L’enfasi su questo aspetto la pone lo stesso Lupis nei capitoli finali del libro: La convivenza con i ricordi inaccettabili, con lo stress protratto per mesi e anni, con il senso di pericolo e – mi fecero notare alcuni – con l’ansia e la frustrazione derivante dal senso di impotenza generato dalla consapevolezza – anche soltanto inconscia – di non poter far nulla per cambiare le cose terribili viste e testimoniate (Lupis, p.450). Un altro aspetto che serve a porre enfasi sull’ineluttabilità dei conflitti riportati, sono le conversazioni che Lupis ha con le sue varie redazioni: “rientrai su ordine della redazione” compare più volte nel testo declinata in varie forme.
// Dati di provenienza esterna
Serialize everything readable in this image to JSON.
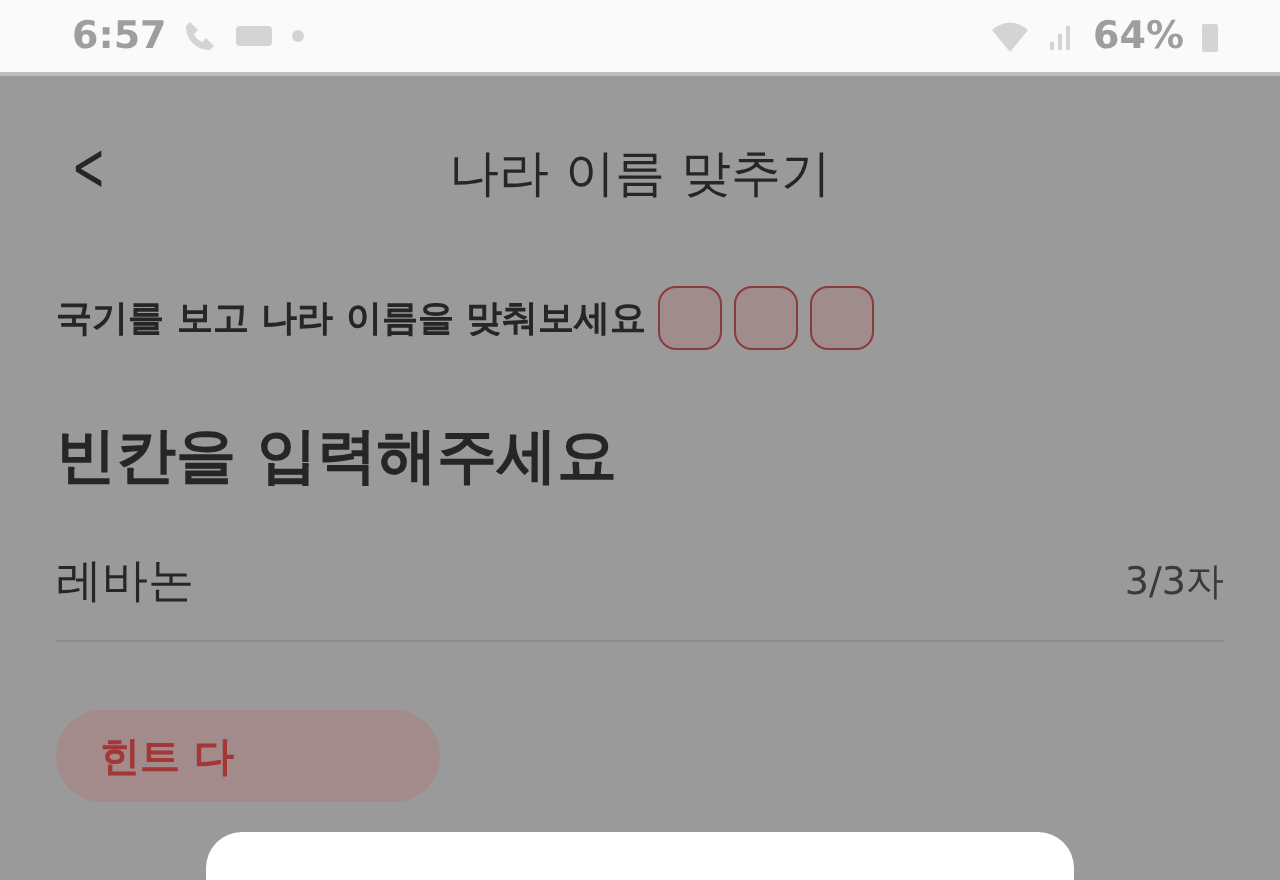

Il finale è la raison d’être del libro. Nell’ultimo capitolo Lupis inizia a scrivere il libro e riesce a trovare una pace nei suoi ricordi, comprende il «perché» dei suoi viaggi, capisce che ha fatto il reporter per aiutare gli ultimi, quelli che fanno le spese dei conflitti di cui troppo spesso se ne parla in modo sterile. Il male inutile appare come un manifesto dell’utilità del giornalismo di guerra. Marco Lupis ci lascia con questa frase: Era grazie a loro e a quelli come loro, che il mondo poteva ancora essere, malgrado tutto, «quel posto bello, accogliente e dignitoso che avevo creduto». Io verrei chiudere con quello che diceva il subcomandante Marcos, che mi pare possa adattarsi bene al ruolo del reporter di guerra: La nostra è una lotta per la sopravvivenza e per una pace degna. La nostra è una lotta giusta (Lupis, p.232).